Bader, Richter und eine Puffmutter

NiemegkReporter

Stefan Pirnack gab einen Einblick in neue Erkenntnisse der Stadtgeschicht

Stefan Pirnack hat am Donnerstagabend einen interessanten und aufschlussreichen Vortrag über die Geschichte unserer Stadt Niemegk gehalten.

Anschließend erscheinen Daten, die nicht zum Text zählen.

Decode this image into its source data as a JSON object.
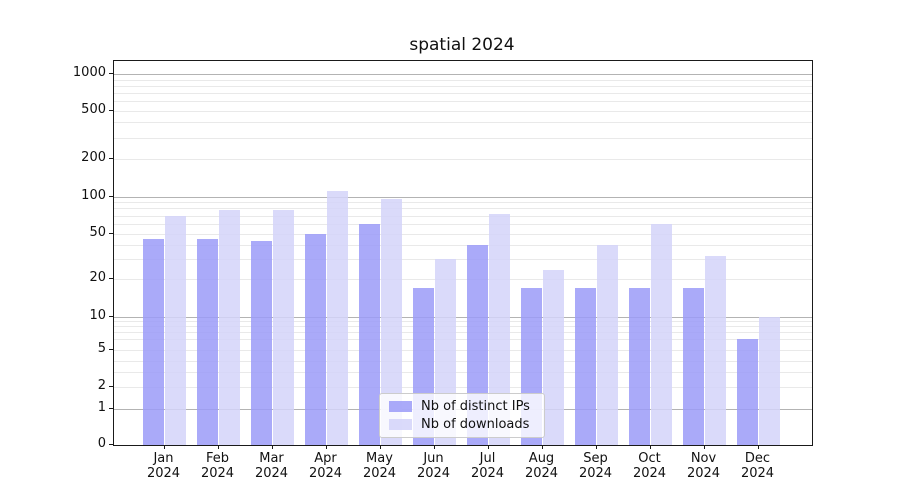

Stadtbibliothekarin Heide-Marie Grünthal hatte den pensionierte Lehrer und letzten Gesamtschulleiter Niemegks in die Bücherei, Großstraße 61, eingeladen, weil  er sehr emsig in Archiven über die Geschichte seines Heimatstädtchens forscht und seine Erkenntnisse in Broschüren mit sehr kleiner Auflage zusammenfasst. Der Einladung waren zudem 35 Interessierte gefolgt. Die Stühle in der Stadtbibliothek reichten nicht aus, zusätzliche Sitzgelegenheiten wurden von der Familie Grünthal und vom Wirt Christian Marthe zur Verfügung gestellt.

Stefan Pirnack sagt, dass sein Interesse für Geschichte geweckt wurde, als er einmal alte Briefe seines Großvaters fand. Da sie schwer zu lesen waren, packte ihn der Ehrgeiz, die Schriftstücke zu entziffern. Später widmete er sich alten Schulakten, worunter sich Visitationsprotokolle befanden in denen hervor ging, dass sich Reformator Martin Luther immer wieder in Niemegk „eingemischt“ hat.

Zu Beginn des Vortrages ging Stefan Pirnack auf die Ausgrabungen in  der Bahnhofstraße 45 (ehemals PGH Elektro Niemegk) im Frühjahr 2017 ein (Ötzi-Fotos hier/Niemegk bloggt berichtete). Nach Angaben von Dr. Uwe Müller von der Firma  Archäo Kontrakt Berlin soll es sich um Knochenteile aus dem frühen 13. Jahrhundert handeln. Sie deuten neben Sargnägel und Tonscherben auf ein Gräberfeld bzw. den ältesten Friedhof der Stadt hin – also damals, als die erste Besiedlung stattfand.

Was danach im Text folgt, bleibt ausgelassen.